Ed. Eton, Trinity College Cambridge
5ft 11in, brown hair
Address in 1937: Little Plumyard, Seven Hills Rd, Cobham, Surrey
prev. in 1939 a Student of Music (changed his mind) Economics in Kensington
He traveled to the USA in June 1939 on the 'Queen Mary' and was listed as an American "by virtue of his father's citizenship."
Address in 1941: (Mother's address) 43 Swan Court, Manor St, Chelsea, London
m. Oct 1941 Phoebe V Thomas in Marylebone, Middlesex
Off sick from 21 Feb to 21 Mar 1943
1 accident, not his fault:
- 4 Aug 1944, during the take-off run in a Hudson at White Waltham, the port tyre burst. He "completed the take-off, noticed that the tyre was apparently loose and wobbling, and therefore decided to execute a belly landing."

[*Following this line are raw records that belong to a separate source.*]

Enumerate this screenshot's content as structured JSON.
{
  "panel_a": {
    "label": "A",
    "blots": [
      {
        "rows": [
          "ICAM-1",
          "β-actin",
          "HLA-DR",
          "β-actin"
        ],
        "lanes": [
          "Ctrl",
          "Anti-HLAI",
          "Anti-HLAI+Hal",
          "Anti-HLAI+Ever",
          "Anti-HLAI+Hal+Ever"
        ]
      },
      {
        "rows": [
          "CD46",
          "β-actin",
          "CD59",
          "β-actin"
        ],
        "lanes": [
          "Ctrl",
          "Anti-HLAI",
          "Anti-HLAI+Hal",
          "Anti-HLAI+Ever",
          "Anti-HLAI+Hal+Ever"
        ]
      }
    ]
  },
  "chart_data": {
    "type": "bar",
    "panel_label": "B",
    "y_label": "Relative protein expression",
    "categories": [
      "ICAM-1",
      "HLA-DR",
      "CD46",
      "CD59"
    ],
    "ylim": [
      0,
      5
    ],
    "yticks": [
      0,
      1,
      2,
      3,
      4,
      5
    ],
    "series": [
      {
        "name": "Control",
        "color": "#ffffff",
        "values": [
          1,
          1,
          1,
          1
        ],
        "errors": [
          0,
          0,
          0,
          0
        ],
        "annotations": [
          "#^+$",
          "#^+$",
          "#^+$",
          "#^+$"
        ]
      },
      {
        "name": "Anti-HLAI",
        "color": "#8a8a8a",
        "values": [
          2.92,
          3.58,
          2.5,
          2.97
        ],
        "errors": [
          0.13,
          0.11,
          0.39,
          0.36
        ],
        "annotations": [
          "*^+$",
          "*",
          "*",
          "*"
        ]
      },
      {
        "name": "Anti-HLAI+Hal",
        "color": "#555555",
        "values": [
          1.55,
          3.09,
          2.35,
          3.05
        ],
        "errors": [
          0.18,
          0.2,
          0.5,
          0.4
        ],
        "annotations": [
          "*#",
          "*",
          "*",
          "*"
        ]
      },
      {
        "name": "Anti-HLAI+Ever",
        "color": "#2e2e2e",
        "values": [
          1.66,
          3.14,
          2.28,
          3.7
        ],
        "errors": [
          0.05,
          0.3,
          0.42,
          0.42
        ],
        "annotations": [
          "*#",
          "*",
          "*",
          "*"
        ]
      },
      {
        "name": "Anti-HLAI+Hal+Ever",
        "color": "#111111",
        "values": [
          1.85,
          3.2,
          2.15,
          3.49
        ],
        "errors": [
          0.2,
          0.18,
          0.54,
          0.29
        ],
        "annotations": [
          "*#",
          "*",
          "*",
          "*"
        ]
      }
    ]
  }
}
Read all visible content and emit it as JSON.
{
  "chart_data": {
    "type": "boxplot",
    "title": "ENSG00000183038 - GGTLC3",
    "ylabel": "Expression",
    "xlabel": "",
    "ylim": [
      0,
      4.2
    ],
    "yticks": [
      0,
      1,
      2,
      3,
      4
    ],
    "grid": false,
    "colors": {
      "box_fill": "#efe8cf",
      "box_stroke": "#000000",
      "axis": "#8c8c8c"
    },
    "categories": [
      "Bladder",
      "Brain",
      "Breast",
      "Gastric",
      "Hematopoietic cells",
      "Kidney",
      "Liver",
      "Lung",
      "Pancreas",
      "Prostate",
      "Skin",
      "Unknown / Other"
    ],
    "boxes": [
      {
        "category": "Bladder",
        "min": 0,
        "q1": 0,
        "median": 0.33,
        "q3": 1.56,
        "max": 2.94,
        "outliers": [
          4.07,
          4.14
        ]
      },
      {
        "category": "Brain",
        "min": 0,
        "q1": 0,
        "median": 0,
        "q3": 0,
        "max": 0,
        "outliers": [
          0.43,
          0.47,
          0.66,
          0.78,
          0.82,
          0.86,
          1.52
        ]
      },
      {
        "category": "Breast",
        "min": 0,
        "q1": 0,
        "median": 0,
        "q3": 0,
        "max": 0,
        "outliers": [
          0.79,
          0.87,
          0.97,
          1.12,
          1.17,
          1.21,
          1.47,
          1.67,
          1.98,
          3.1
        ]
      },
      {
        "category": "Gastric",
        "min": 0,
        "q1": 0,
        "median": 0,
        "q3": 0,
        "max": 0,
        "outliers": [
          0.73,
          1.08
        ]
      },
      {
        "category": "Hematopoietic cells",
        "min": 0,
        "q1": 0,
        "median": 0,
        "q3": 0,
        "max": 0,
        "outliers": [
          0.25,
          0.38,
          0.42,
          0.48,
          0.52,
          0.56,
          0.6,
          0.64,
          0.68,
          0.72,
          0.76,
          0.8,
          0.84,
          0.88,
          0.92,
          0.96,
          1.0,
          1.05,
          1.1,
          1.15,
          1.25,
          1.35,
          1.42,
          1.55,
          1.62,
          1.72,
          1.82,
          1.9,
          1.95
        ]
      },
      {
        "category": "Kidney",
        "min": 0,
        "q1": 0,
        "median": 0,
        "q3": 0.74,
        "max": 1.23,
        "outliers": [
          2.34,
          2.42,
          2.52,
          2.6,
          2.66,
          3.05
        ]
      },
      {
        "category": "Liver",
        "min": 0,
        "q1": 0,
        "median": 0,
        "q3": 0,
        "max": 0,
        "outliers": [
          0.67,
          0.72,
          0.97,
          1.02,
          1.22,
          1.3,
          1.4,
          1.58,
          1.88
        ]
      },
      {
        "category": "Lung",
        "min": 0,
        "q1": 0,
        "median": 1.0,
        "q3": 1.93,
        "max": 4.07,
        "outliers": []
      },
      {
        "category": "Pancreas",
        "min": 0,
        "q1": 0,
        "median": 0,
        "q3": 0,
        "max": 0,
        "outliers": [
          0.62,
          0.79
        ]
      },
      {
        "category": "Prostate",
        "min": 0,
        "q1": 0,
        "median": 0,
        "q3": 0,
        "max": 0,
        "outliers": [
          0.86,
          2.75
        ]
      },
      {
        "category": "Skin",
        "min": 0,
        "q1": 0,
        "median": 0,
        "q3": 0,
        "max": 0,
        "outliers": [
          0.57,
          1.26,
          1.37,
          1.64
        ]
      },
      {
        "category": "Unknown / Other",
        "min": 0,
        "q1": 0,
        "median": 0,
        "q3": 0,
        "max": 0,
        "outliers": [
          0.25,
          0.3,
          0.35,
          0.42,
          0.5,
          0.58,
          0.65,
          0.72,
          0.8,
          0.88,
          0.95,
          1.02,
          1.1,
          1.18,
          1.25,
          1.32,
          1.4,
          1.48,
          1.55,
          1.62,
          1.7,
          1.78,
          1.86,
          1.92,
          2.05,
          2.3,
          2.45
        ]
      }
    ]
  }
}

Address in 1947: Friary Lodge, Old Windsor, Berks
His mother Margaret died in 1970 aged 91, at her home in St Briac, France, leaving 11 children (including his sister Rosemary, the mother of John Forbes Kerry (68th US Secretary of State and Democratic Nominee for President, 2004) and Mme Alain Lalonde), 30 grandchildren and 5 great-grandchildren.
John F Kerry visited the Forbes' family estate at Les Essarts, near St-Briac-sur-Mer, on several occasions:
"In his youth, Kerry joined the family gatherings while his father, a U.S. diplomat, was posted in Europe. Young Kerry also attended a Swiss boarding school and brought a touch of America to this corner of northwestern France.

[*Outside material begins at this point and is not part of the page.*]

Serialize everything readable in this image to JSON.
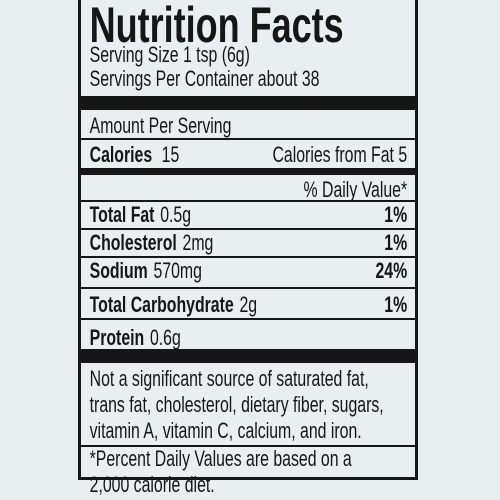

"He introduced us to games like capture the flag. We still play something called kick the can," said [John's cousin] Brice Lalonde, who at 58 is two years Kerry's junior.
Walking along a beach where Kerry and his cousins once played, Lalonde talked about their summers of swimming, cycling and tennis.

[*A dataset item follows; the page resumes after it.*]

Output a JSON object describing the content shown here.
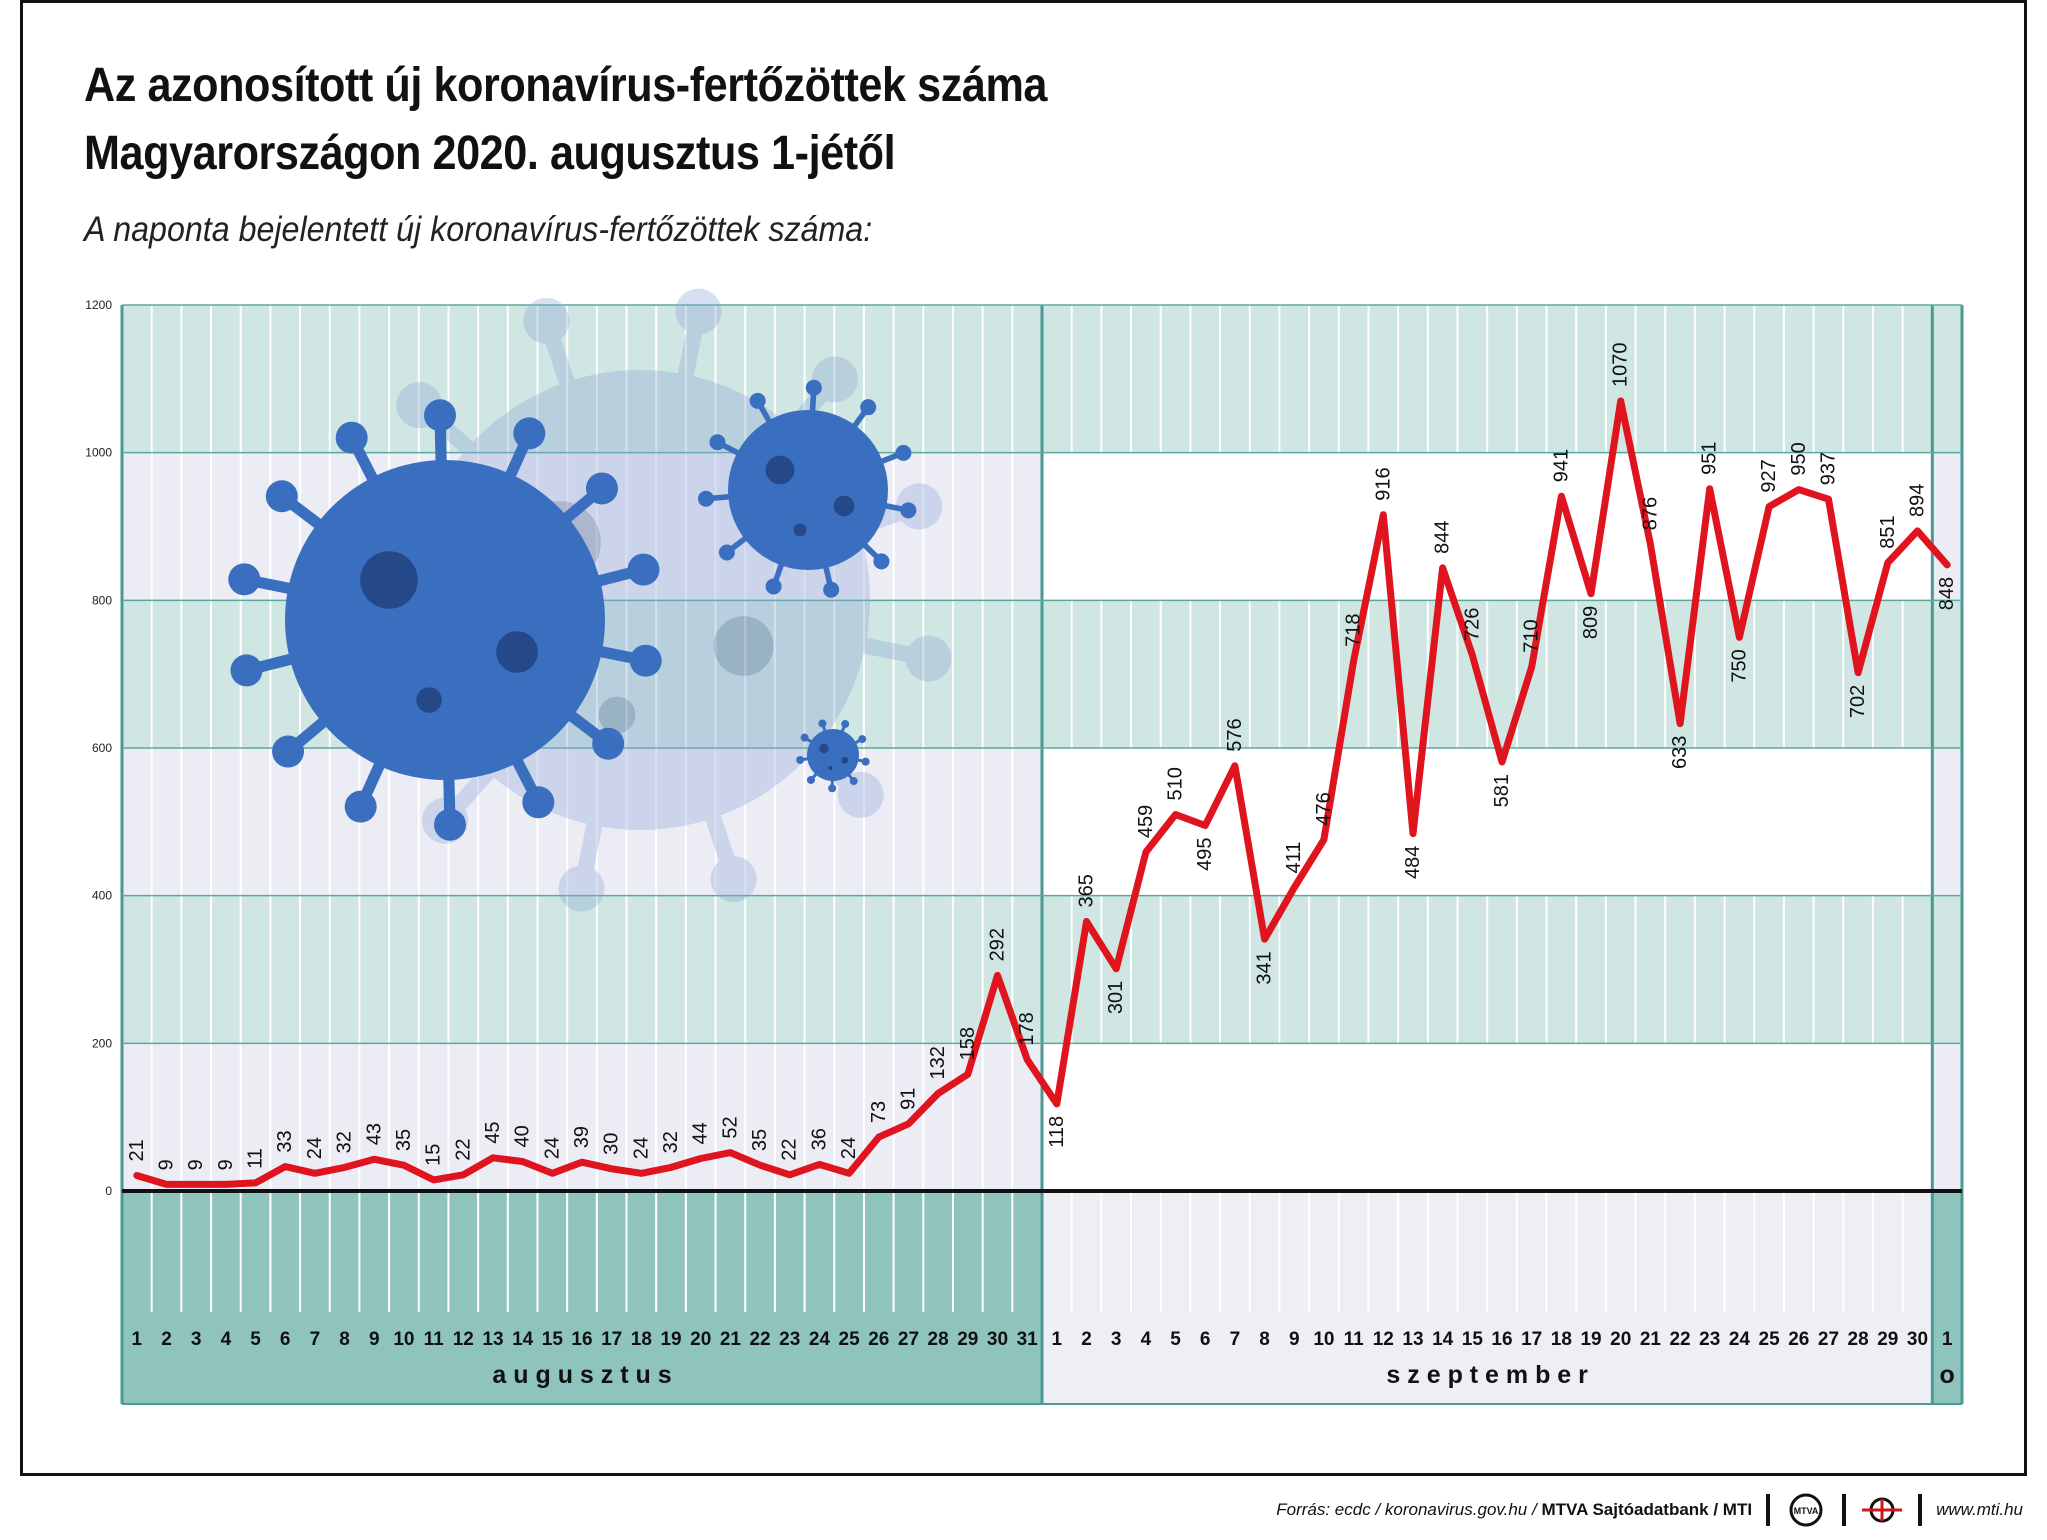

"We would take boats and go to islands and have a picnic. We'd go shrimping and have them cooked up in the kitchen," he said.
It was in Saint Briac, or nearby, that Kerry's parents met, when his father, Richard Kerry, was traveling in Europe before World War II.
During the war, the Nazis occupied Les Essarts and then destroyed it when they left. A family reunion was held last summer  to mark the 50th anniversary of the home's reconstruction, but Kerry didn't attend.
Kerry told The New Yorker magazine that seeing the aftermath of the war in Europe kindled his interest in politics.
"My very first memory — I was 3 years old — is holding my mother's hand and she was crying ... as we walked through the broken glass and rubble of her childhood house in France, which the Germans had used as a headquarters and then bombed and burned as they left," Kerry was quoted as saying." - Fox News, 29 Mar 2004
Ian Forbes lived at the rebuilt Les Essarts in 2004.